Website Attacks – Prepare, Automate, Alert, and Report
It’s common these days for your website to be attacked – usually you won’t even be aware of it, and if it’s a static site, it’s rarely an issue. But let’s face it, these days most sites have dynamic content. Think about all the dynamic content platforms such as WordPress, Drupal, Wix, Ghost, Joomla, and also the countless frameworks for rapid development such as Angular, CakePHP, Laravel, Django, Bootstrap, etc. and unless you are prepared beforehand, an attack can be very damaging not just to your website, but your company’s image, emailing ability, and possibly much more.
First and foremost, Security protocols should be in place. Limit the attack vectors and you limit the ability for any attack to be successful. There are standard things that should be done, and then additional steps that should be taken depending on the type of site or platform.

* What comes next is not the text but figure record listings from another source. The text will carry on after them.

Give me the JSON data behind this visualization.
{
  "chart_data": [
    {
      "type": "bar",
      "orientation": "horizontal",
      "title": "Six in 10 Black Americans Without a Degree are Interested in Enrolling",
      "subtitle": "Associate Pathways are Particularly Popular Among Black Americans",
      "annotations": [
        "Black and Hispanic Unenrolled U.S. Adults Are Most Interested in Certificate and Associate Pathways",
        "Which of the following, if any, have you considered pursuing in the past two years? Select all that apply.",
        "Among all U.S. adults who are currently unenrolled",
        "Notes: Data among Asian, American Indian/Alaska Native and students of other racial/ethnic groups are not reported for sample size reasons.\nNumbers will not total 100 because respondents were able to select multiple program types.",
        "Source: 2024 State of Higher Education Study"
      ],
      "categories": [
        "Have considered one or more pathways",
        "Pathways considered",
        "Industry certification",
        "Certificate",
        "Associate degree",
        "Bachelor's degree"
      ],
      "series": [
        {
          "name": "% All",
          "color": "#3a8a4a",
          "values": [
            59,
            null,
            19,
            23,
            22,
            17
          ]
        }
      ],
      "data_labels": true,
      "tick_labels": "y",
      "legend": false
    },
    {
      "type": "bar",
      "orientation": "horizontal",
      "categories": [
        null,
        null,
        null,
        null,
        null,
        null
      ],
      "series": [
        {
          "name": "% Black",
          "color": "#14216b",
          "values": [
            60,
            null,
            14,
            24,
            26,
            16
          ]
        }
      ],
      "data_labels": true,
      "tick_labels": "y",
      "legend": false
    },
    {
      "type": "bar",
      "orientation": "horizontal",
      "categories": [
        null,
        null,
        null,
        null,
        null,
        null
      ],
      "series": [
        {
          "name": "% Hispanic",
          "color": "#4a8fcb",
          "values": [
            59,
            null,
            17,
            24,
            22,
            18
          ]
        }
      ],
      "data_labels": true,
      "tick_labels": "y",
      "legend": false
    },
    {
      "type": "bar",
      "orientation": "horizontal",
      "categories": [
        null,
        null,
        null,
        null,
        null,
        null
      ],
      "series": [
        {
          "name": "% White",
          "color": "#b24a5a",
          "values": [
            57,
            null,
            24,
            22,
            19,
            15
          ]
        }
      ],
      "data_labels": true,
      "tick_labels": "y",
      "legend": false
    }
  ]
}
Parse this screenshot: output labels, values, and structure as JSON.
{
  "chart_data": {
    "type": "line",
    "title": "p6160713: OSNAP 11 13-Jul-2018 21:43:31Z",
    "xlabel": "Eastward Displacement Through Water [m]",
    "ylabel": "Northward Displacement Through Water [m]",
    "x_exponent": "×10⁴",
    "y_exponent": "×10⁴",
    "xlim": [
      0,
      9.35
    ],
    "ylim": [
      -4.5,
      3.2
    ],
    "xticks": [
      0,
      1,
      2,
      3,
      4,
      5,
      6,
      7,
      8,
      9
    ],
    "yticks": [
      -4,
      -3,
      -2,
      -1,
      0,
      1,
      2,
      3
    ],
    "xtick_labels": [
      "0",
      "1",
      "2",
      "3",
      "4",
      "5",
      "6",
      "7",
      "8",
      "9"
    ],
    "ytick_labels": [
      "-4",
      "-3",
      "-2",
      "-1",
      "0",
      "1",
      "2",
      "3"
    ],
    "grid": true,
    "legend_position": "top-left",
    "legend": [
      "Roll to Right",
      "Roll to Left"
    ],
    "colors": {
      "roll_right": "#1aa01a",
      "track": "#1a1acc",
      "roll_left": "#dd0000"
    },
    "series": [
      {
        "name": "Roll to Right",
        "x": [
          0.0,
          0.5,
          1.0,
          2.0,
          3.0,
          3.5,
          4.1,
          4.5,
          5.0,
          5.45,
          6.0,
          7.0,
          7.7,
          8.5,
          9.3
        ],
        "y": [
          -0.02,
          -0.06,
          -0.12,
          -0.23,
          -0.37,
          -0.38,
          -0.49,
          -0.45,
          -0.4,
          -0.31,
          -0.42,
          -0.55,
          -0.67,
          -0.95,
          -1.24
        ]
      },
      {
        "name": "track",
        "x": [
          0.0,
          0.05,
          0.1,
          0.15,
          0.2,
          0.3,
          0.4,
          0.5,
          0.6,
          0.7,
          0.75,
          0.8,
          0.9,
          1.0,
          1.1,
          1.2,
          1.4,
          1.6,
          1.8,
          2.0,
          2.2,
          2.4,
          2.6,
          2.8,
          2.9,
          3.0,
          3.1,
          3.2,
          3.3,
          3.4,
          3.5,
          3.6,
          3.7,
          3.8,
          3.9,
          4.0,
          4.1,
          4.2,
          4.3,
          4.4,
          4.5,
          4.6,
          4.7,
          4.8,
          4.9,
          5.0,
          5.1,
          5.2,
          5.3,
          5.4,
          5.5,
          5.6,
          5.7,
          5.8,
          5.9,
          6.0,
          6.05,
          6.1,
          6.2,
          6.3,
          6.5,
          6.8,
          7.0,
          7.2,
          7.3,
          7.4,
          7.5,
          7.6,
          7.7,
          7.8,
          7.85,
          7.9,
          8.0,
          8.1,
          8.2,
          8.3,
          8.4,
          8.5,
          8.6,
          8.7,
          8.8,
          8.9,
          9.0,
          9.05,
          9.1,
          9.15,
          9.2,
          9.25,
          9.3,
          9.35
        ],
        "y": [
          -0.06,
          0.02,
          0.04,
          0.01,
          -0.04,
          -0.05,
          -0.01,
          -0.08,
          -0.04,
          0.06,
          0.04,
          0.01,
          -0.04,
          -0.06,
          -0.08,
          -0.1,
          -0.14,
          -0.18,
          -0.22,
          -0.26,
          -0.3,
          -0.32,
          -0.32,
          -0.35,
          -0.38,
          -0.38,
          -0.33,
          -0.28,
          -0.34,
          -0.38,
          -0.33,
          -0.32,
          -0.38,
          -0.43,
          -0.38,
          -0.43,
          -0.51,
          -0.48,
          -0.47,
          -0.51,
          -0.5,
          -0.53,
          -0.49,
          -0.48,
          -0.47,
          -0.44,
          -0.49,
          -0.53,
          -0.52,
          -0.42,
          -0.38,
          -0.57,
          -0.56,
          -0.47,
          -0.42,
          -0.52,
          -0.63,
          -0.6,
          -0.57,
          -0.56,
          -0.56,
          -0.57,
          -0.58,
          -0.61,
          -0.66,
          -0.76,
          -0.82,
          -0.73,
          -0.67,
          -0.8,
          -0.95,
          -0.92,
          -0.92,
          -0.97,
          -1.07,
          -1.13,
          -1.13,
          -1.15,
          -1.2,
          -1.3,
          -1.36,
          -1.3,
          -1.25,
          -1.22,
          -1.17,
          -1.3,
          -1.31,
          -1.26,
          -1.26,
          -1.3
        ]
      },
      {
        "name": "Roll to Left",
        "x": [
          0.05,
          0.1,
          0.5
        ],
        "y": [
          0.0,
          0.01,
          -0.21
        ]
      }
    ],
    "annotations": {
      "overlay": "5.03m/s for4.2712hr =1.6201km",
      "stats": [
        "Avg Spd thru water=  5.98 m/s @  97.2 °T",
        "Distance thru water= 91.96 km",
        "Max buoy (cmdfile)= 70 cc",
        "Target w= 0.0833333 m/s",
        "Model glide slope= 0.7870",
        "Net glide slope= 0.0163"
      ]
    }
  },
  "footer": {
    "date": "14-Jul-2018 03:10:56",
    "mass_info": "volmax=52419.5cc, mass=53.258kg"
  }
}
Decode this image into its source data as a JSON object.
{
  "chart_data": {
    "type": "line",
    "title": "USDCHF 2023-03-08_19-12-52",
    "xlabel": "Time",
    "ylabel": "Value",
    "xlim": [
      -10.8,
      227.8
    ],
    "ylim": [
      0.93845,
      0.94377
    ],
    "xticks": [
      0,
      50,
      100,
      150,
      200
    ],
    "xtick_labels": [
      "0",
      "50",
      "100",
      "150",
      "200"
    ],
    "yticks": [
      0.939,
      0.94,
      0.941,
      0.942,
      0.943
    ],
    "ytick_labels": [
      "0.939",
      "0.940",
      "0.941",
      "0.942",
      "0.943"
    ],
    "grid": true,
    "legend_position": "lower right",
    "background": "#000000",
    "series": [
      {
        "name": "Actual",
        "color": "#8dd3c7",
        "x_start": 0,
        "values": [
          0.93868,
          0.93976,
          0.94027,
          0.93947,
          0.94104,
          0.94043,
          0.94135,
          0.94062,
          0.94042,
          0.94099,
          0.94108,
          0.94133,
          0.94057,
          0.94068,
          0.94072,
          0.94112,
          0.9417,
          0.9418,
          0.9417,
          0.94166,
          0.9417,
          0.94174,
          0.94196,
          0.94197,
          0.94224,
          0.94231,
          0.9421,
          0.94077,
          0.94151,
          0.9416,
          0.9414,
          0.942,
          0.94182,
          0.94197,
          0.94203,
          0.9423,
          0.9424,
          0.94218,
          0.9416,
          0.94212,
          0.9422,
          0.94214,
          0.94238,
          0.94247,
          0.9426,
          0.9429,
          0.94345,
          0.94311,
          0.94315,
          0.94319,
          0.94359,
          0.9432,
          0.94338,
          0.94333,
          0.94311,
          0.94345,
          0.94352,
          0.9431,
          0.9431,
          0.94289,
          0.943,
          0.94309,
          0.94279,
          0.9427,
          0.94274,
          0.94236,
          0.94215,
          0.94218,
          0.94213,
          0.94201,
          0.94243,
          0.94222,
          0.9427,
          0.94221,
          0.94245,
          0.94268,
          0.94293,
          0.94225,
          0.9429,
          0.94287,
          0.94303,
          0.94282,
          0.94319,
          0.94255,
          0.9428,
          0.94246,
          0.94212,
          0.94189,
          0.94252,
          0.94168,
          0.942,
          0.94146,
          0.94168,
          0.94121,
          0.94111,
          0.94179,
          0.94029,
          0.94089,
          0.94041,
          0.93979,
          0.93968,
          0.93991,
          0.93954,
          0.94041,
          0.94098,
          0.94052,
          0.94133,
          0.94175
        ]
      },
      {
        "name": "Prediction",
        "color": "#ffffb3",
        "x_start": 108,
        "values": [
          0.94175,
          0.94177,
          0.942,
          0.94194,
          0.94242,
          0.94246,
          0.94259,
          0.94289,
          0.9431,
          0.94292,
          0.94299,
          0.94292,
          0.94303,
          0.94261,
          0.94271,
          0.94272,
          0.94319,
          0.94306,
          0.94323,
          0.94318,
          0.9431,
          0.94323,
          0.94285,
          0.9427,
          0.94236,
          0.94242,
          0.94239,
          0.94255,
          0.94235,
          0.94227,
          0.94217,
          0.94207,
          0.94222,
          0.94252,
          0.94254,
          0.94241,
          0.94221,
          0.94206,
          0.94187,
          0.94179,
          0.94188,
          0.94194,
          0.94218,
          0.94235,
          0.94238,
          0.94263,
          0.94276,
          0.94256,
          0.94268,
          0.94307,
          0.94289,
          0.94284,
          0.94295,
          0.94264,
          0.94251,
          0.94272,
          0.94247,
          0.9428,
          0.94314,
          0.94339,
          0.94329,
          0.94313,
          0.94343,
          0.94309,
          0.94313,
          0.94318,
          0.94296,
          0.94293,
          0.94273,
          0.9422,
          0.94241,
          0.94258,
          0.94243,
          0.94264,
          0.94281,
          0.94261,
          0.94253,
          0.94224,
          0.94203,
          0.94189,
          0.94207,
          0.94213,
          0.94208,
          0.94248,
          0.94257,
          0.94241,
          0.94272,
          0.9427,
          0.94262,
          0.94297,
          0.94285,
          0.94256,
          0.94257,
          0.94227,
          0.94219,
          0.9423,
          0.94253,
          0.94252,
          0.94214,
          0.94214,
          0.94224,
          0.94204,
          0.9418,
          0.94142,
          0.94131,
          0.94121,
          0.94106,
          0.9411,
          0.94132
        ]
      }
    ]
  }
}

Second, Automation. The processes should be automated as much as possible so you don’t have to deal with them on a regular basis. IP banning, user lockouts, etc should all be automatic and set very strict for any admin accounts.
Third, Alerting. When you are attacked, you should have a process in place to identify if the attack was successful, and if so, what to do about it. There should be a system constantly watching for issues and when they are identified alerting you to them.
Finally, Reporting. When you are attacked, it’s typically going to be from a compromised server. So by reporting the attack, you alert the admin of the server to the compromised machine. Also by reporting, you let the service provider know their customer either has a compromised machine or in rare cases is the attacker and they can then disable the customer’s services. But how to know who to report the abuse to? From the alert, you will have the IP address, and can use Who Is My ISP to identify the IP, then simply google the ISP’s name and the words “report abuse”, or if you know the ISP’s domain name (like ohv.com), use Abuse.net to lookup their abuse reporting email address. You should then provide the following: Source IP, Destination IP, Date and Time, Timezone, and logs which show the event.